Hain Celestial, better known for natural and organic products, will pay £170m in cash and £30m in shares for Premier’s sweet spreads and jellies business, which also includes Gale’s honey.
The deal will see another famous British brand fall into foreign hands, after US-based Kraft bought Cadbury, and China’s Bright Food gobbled up a controlling stake in Weetabix.
Dating back to 1871, Hartley’s was initially a grocer’s founded by William Pickles Hartley in Lancashire. Legend has it that Pickles Hartley was forced to make his own batch of jam when an order did not show up.

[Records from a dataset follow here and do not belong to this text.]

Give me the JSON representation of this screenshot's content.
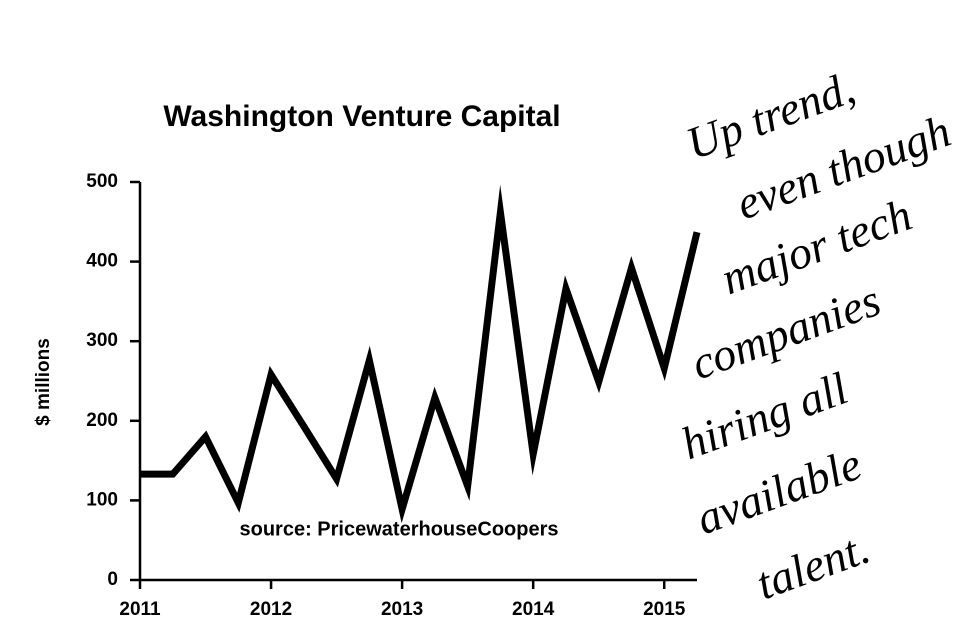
{
  "chart_data": {
    "type": "line",
    "title": "Washington Venture Capital",
    "ylabel": "$ millions",
    "source": "source: PricewaterhouseCoopers",
    "annotation": [
      "Up trend,",
      "even though",
      "major tech",
      "companies",
      "hiring all",
      "available",
      "talent."
    ],
    "x": [
      2011,
      2011.25,
      2011.5,
      2011.75,
      2012,
      2012.25,
      2012.5,
      2012.75,
      2013,
      2013.25,
      2013.5,
      2013.75,
      2014,
      2014.25,
      2014.5,
      2014.75,
      2015,
      2015.25
    ],
    "values": [
      133,
      133,
      180,
      97,
      258,
      193,
      127,
      276,
      89,
      229,
      118,
      462,
      158,
      366,
      249,
      392,
      266,
      437
    ],
    "color": "#000000",
    "xlim": [
      2011,
      2015.25
    ],
    "xticks": [
      2011,
      2012,
      2013,
      2014,
      2015
    ],
    "ylim": [
      0,
      500
    ],
    "yticks": [
      0,
      100,
      200,
      300,
      400,
      500
    ]
  }
}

The deal will be a relief to Premier Foods, which has put around 50 brands up for sale in a bid to whittle down debts built up by a decade-long buying spree. Chief executive Michael Clarke, who joined Premier last year from Kraft, aims to focus the company on eight “power brands” including Hovis, Oxo and Mr Kipling.
After this deal, Clarke said Premier will have raised around £275m of the £330m it hopes to raise from brand sales by June 2014. That represents a 22% reduction in the company’s debt pile, which stood at £1.3bn at the end of June.
Clarke said: “This divestment is a major step forward in our strategy to simplify the business and focus on our power brands. Our sweet spreads and jellies business was not core to Premier Foods and our employees in this business will benefit from being part of an international company that is committed to investing in, and growing, these categories.”
The spreads and jellies business initially attracted private equity interest, including Morgan Stanley Private Equity, CapVest, TDR and HIG. It is reported that they withdrew after preliminary bids of between £160m and £180m were considered too low, leaving Hale Celestial to take the prize.
Analysts have been perplexed by Hain Celestial’s interest in the brands, which do not seem a natural fit for its health foods business.
Irwin Simon, president of Hain Celestial, said on Wednesday: “In order to become one of the largest healthy food companies in the UK, we needed to expand [our] base into ambient [non-refrigerated] grocery.”
One portion of Hartley’s that will stay in the UK is the village of Hartley in Aintree, built for the company’s factory workers in 1885, along roads named Sugar Street and Spice Street. The village has since been named a conservation area as an example of Victorian manufacturing philanthropy.